Menyaksikan itu semua, saya jadi merasa seperti bocah kecil yang tengah berebut layang-layang dengan orang-orang dewasa --yang besar-besar dengan membawa galah penjolok panjang. Oh, mungkinkah aku akan mendapatkan layang-layang?

Saya juga merasa seolah nasabah kecil yang berada di tengah para nasabah gajah yang sama-sama menunggu pengundian hadiah utama sebuah rumah mewah. Oh, mungkinkah aku mendapatkannya, sementara tabungan amalku baru seupil?

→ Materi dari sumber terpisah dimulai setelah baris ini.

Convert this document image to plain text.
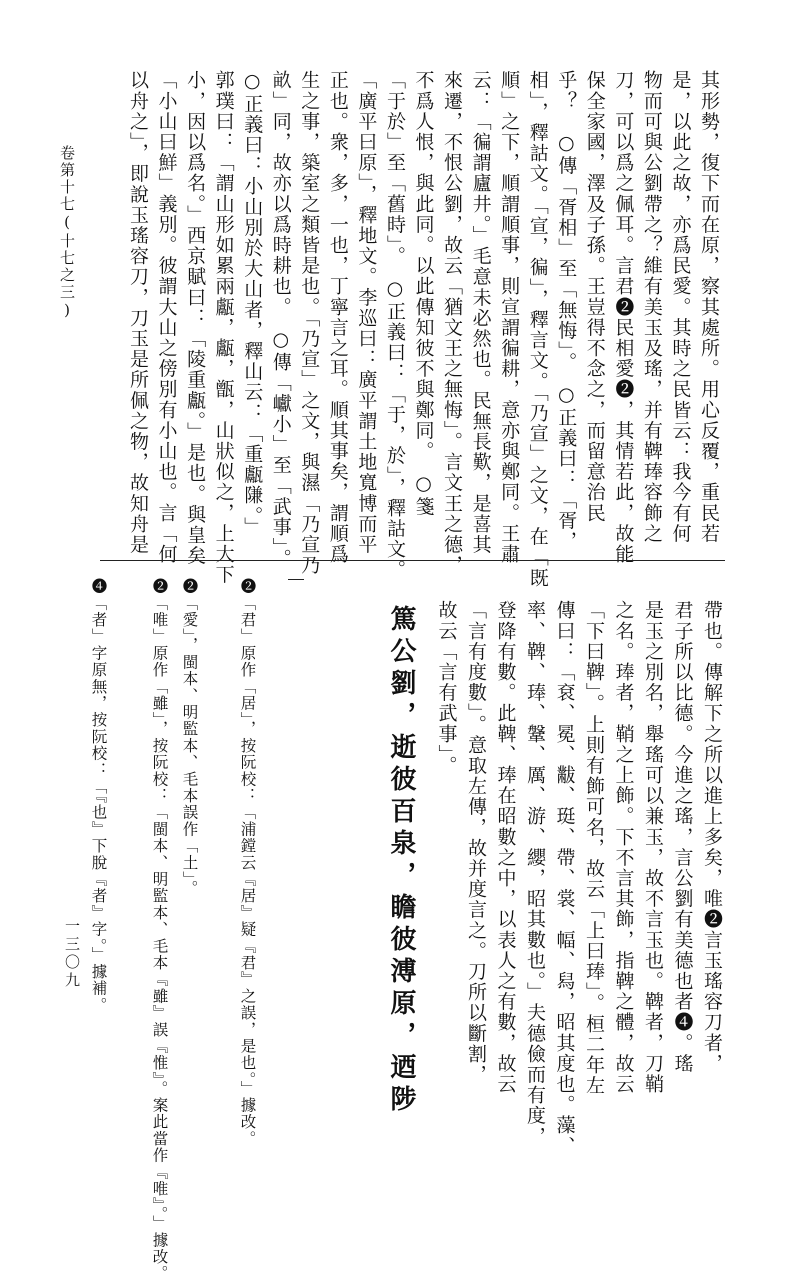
卷第十七(十七之三)	其形勢，復下而在原，察其處所。用心反覆，重民若
是，以此之故，亦爲民愛。其時之民皆云：我今有何
物而可與公劉帶之？維有美玉及瑤，并有鞞琫容飾之
刀，可以爲之佩耳。言君❷民相愛❷，其情若此，故能
保全家國，澤及子孫。王豈得不念之，而留意治民
乎？　○傳「胥相」至「無悔」。　○正義曰：「胥，
相」，釋詁文。「宣，徧」，釋言文。「乃宣」之文，在「既
順」之下，順謂順事，則宣謂徧耕，意亦與鄭同。王肅
云：「徧謂廬井。」毛意未必然也。民無長歎，是喜其
來遷，不恨公劉，故云「猶文王之無悔」。言文王之德，
不爲人恨，與此同。以此傳知彼不與鄭同。　○箋
「于於」至「舊時」。　○正義曰：「于，於」，釋詁文。
「廣平曰原」，釋地文。李巡曰：廣平謂土地寬博而平
正也。衆，多，一也，丁寧言之耳。順其事矣，謂順爲
生之事，築室之類皆是也。「乃宣」之文，與濕「乃宣乃
畝」同，故亦以爲時耕也。　○傳「巘小」至「武事」。
○正義曰：小山別於大山者，釋山云：「重甗隒。」
郭璞曰：「謂山形如累兩甗，甗，甑，山狀似之，上大下
小，因以爲名。」西京賦曰：「陵重甗。」是也。與皇矣
「小山曰鮮」義別。彼謂大山之傍別有小山也。言「何
以舟之」，即說玉瑤容刀，刀玉是所佩之物，故知舟是
帶也。傳解下之所以進上多矣，唯❷言玉瑤容刀者，
君子所以比德。今進之瑤，言公劉有美德也者❹。瑤
是玉之別名，舉瑤可以兼玉，故不言玉也。鞞者，刀鞘
之名。琫者，鞘之上飾。下不言其飾，指鞞之體，故云
「下曰鞞」。上則有飾可名，故云「上曰琫」。桓二年左
傳曰：「袞、冕、黻、珽、帶、裳、幅、舄，昭其度也。藻、
率、鞞、琫、鞶、厲、游、纓，昭其數也。」夫德儉而有度，
登降有數。此鞞、琫在昭數之中，以表人之有數，故云
「言有度數」。意取左傳，故并度言之。刀所以斷割，
故云「言有武事」。
篤公劉，逝彼百泉，瞻彼溥原，迺陟
❷「君」原作「居」，按阮校：「浦鏜云『居』疑『君』之誤，是也。」據改。
❷「愛」，閩本、明監本、毛本誤作「土」。
❷「唯」原作「雖」，按阮校：「閩本、明監本、毛本『雖』誤『惟』。案此當作『唯』。」據改。
❹「者」字原無，按阮校：「『也』下脫『者』字。」據補。
一三〇九
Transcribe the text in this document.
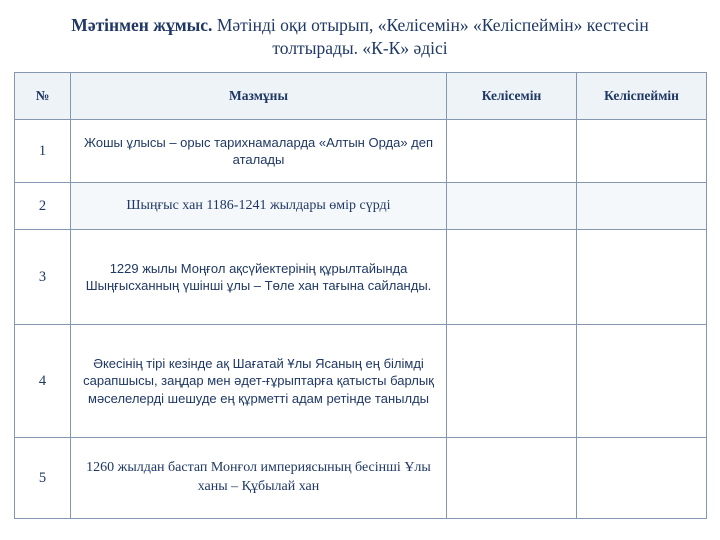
Мәтінмен жұмыс. Мәтінді оқи отырып, «Келісемін» «Келіспеймін» кестесін толтырады. «К-К» әдісі
№	Мазмұны	Келісемін	Келіспеймін
1	Жошы ұлысы – орыс тарихнамаларда «Алтын Орда» деп аталады		
2	Шыңғыс хан 1186-1241 жылдары өмір сүрді		
3	1229 жылы Моңғол ақсүйектерінің құрылтайында Шыңғысханның үшінші ұлы – Төле хан тағына сайланды.		
4	Әкесінің тірі кезінде ақ Шағатай Ұлы Ясаның ең білімді сарапшысы, заңдар мен әдет-ғұрыптарға қатысты барлық мәселелерді шешуде ең құрметті адам ретінде танылды		
5	1260 жылдан бастап Монғол империясының бесінші Ұлы ханы – Құбылай хан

Maka saya nikmati saja malam-malam Ramadan, seperti malam ini, seraya hati menebak-nebak tanda-tanda alam, jangan-jangan saat ini adalah malam yang diburu itu. Dalam memoriku mengiang kembali isyarat yang didendangkan oleh Bimbo tentang Lailatul Qadar.

Margasatwa tak berbunyi
Gunung menahan nafasnya
Angin pun berhenti
Pohon-pohon tunduk
Dalam gelap malam.
Pada bulan suci
Qur’an turun ke bumi

Ya, seyogyanya kutemani saja malam yang demikian tenang ini dengan zikir sebisa-bisanya. Mencoba memperlama duduk, meski kaki tidak begitu betah bersila. Mencoba mengheningkan cipta semampunya, walau pikiran begitu gampang berlompatan ke mana-mana.

Ya, Allah, hamba tak pandai berdoa. Hafalan doa-doa hanya sedikit dan itu-itu juga. Tetapi bukankah Engkau menyukai kesederhanaan dalam bermunajad? Jadi, saya pun mengandalkan doa sapu jagad yang sering diucapkan Kanjeng Nabi: “Robbana aatinaa fiddun yaa hasanah, wa fil aakhirati hasanah waqina ‘adzaa ban naar.” Lagi pula, apalagi yang layak diminta selain “keselamatan dunia dan akhirat serta dijauhkan dari siksa api neraka?”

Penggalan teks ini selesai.